What are Brownfields?
Brownfields sites are underutilized or abandoned properties where the redevelopment or reuse is hampered by the presence or perception of hazardous contaminants. Reinvesting in these properties not only improves and protects the environment but also benefits the public by increasing local tax bases, facilitating job growth, and utilizing existing infrastructure. Within North Carolina, the Brownfields Property Reuse Act of 1997 allows the North Carolina Department of Environmental Quality to create a covenant not-to-sue with prospective developers looking to reuse these properties under the North Carolina Brownfields Program. A prospective developer agrees to perform actions deemed by NCDEQ to be essential for suitable reuse of a property. This covenant, known as a Brownfields Agreement, is available only to non-causative parties who did not cause or contribute to site contamination. A brownfields agreement provides the ability for prospective developers to go to a lending institution with a defined, instead of open-ended, liability for environmental cleanup. If necessary, cleanups must achieve “Risk-based” standards which are independent to each covenant. Obtaining a Brownfields Agreement also entitles prospective developers to a 50% reduction in property taxes aggregate over 5 years or a 2.75% return on investment upon completion of qualifying redevelopment.

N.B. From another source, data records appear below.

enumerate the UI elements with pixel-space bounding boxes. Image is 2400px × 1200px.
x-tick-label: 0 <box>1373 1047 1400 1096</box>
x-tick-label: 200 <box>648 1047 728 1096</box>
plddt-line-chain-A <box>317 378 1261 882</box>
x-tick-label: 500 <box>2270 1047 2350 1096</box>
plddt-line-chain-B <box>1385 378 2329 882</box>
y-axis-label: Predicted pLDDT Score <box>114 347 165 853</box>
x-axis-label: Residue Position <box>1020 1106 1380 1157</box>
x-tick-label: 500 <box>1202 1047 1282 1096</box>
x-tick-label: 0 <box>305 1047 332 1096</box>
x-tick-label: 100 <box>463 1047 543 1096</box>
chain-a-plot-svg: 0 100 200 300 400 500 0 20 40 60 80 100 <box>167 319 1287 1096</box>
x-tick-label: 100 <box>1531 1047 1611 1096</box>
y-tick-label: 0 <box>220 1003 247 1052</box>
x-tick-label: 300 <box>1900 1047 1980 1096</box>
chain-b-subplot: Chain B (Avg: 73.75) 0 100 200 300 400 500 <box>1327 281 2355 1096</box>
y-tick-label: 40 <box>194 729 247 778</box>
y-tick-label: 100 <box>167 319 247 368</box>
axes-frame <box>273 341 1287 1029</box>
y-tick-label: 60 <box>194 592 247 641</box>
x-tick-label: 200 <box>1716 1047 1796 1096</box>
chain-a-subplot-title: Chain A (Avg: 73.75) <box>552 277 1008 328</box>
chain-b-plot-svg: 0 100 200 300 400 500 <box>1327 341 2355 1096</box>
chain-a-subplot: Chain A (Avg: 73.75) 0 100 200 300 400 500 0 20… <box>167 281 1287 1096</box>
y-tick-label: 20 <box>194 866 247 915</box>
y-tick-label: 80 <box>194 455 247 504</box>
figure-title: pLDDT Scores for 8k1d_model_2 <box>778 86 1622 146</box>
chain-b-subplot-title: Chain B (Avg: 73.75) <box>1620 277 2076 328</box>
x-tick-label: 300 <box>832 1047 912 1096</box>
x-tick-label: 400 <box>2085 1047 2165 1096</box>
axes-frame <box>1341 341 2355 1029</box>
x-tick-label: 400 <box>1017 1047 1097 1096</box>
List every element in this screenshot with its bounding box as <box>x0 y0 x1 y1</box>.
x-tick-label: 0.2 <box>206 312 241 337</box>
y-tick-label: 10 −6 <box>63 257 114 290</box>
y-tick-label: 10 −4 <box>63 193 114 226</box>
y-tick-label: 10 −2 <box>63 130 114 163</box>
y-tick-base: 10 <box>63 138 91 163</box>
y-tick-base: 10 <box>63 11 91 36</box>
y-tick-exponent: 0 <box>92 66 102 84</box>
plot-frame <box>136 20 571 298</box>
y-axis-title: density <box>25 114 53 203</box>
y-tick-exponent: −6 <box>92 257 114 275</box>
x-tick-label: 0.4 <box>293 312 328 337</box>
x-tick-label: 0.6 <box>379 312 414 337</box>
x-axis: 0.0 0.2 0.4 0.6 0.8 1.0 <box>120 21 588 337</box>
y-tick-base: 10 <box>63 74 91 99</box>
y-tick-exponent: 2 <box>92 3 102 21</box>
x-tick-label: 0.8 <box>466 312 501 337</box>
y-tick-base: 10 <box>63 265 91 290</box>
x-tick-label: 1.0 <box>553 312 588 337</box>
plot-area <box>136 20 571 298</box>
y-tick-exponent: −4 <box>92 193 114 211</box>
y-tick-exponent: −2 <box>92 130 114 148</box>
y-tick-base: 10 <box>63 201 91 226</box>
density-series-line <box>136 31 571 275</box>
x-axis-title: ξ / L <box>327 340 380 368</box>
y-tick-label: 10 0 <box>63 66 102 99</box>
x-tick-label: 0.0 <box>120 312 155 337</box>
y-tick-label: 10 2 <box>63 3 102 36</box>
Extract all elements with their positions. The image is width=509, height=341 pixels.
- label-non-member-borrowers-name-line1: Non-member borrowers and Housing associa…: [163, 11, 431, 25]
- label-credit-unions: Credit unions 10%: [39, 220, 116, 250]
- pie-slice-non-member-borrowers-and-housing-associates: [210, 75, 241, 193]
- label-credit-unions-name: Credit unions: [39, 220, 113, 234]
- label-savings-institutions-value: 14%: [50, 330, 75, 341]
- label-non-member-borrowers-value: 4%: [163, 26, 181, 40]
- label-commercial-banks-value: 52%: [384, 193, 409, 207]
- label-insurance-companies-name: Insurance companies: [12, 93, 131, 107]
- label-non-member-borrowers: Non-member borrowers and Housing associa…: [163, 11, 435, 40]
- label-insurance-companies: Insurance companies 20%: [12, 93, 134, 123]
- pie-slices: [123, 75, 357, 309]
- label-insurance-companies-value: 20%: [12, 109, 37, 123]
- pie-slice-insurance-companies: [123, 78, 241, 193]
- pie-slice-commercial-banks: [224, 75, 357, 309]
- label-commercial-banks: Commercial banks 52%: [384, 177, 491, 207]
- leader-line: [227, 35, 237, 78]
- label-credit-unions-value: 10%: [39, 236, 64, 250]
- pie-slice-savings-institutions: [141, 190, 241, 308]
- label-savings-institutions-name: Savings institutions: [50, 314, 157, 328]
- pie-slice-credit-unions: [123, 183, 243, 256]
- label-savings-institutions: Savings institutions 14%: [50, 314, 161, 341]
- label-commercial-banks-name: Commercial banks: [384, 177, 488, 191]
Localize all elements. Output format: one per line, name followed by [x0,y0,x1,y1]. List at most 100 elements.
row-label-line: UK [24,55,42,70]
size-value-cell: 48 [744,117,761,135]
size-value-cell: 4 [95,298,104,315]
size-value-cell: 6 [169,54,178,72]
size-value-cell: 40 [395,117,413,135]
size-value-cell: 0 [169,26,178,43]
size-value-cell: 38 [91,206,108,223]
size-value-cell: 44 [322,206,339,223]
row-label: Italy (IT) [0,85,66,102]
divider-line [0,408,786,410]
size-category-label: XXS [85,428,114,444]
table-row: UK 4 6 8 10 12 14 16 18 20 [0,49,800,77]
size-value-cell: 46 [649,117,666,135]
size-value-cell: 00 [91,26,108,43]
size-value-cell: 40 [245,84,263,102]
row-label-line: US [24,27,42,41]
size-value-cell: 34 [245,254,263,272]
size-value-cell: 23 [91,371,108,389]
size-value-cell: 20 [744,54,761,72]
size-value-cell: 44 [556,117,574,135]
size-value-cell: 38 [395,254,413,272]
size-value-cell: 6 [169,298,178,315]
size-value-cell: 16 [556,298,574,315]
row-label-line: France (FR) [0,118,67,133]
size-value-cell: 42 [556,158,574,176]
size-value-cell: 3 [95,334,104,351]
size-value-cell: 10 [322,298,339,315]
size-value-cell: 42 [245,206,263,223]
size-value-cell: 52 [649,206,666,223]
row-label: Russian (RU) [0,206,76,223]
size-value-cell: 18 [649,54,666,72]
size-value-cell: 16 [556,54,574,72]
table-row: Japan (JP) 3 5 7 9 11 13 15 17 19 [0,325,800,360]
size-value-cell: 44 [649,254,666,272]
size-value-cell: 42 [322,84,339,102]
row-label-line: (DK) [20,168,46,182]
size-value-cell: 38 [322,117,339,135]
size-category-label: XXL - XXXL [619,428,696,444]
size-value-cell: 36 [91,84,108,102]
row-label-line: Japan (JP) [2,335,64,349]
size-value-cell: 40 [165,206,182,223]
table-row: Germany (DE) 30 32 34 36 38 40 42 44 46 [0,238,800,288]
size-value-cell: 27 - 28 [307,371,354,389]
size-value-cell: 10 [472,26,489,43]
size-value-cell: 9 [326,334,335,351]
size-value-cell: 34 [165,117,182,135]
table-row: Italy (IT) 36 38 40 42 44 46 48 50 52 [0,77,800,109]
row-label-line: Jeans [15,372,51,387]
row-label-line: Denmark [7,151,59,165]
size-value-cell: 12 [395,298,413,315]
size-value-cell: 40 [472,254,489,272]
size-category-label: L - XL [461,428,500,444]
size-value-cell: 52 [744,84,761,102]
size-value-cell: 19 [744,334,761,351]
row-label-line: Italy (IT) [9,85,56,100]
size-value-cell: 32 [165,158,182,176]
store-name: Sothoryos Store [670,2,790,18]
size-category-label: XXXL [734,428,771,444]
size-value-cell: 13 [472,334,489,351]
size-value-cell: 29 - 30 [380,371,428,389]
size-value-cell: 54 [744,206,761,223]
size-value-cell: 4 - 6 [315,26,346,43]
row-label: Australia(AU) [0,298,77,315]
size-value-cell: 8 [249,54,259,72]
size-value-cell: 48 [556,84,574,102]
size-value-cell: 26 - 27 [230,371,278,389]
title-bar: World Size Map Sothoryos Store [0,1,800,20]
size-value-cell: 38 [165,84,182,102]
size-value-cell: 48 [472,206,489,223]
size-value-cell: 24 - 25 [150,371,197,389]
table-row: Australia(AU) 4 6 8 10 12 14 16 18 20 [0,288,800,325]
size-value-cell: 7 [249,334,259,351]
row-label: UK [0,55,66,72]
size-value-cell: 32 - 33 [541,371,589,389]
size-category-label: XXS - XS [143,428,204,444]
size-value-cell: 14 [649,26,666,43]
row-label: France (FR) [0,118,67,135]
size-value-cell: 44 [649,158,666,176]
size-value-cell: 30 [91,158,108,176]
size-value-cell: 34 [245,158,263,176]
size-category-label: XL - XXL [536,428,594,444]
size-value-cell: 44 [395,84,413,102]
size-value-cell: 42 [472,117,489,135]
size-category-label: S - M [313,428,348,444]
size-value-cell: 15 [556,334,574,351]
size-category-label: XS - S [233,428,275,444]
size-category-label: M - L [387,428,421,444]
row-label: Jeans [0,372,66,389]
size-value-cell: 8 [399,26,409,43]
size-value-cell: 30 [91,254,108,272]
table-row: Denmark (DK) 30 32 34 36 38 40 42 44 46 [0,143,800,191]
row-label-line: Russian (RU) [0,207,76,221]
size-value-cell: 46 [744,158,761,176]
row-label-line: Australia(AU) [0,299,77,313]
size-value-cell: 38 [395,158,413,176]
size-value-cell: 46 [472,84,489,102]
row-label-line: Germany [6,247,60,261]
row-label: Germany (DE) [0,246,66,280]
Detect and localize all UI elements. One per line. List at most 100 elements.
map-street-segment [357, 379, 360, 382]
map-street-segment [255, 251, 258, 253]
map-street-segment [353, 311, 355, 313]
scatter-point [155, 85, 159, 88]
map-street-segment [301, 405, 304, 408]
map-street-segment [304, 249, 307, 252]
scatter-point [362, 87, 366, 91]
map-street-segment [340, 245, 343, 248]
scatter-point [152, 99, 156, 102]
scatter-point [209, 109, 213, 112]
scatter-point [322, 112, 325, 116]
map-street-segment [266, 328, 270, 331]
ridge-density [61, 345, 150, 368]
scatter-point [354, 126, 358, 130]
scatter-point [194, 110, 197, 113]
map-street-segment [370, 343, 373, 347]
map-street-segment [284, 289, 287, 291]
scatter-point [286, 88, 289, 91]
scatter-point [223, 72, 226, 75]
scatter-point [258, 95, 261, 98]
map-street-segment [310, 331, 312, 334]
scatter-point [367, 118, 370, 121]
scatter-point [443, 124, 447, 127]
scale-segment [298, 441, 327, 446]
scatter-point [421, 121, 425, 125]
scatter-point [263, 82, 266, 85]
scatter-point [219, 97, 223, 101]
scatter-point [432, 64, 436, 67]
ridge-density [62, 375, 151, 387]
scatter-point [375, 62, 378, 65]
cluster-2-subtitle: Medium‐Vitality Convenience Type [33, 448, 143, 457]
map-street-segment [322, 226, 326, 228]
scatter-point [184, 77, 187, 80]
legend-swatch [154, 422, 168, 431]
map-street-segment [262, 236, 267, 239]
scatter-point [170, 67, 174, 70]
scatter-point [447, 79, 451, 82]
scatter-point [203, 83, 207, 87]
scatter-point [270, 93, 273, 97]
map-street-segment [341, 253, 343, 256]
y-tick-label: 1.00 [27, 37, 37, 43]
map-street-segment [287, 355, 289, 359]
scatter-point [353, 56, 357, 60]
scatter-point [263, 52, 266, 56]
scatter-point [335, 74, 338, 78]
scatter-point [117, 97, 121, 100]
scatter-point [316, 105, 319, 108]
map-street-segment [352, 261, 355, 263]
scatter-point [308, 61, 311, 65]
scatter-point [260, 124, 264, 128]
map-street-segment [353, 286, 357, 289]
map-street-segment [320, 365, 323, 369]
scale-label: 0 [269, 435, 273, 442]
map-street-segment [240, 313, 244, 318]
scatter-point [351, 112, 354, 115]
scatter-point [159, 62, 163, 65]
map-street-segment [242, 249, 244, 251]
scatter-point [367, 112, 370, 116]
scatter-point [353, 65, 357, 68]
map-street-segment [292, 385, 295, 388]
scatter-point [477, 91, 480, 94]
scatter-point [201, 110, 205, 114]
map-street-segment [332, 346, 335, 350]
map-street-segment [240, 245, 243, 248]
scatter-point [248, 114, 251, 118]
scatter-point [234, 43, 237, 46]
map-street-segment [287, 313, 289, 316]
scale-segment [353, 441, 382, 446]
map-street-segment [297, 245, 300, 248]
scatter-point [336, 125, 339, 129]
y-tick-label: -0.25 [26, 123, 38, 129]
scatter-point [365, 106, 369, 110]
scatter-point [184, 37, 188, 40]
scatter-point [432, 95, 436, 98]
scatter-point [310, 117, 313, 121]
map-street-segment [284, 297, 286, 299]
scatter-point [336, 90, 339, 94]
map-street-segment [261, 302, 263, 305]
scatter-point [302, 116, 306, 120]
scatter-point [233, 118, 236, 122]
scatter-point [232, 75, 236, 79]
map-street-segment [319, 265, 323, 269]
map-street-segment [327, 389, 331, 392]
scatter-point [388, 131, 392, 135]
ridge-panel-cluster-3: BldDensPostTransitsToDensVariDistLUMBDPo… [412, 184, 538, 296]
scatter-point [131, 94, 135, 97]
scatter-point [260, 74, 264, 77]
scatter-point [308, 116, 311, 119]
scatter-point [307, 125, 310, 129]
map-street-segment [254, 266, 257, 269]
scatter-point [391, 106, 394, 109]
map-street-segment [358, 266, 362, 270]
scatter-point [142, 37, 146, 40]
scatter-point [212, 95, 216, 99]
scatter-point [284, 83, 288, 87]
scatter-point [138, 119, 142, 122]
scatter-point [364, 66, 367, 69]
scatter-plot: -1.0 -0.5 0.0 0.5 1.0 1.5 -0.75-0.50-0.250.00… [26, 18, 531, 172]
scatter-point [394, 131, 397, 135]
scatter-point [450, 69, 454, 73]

Duncklee & Dunham’s experience with the North Carolina Brownfields Program and on projects funded by U.S. EPA Brownfields grants has established our firm as a leader in Brownfields services. We have experience in working with regional and national clients as well as local, regional, and state-level governments. Our staff has the ability to understand brownfields transactions from not only a technical standpoint but also from land-development and regulatory perspectives. We currently oversee projects that total 800+ acres and are worth over $250 million of total investments from both private developers and local municipalities in North Carolina. These projects vary in size, history, and contamination and includes two high-value, high public-benefit properties in the North Carolina Brownfields Program’s Redevelopment Now Option.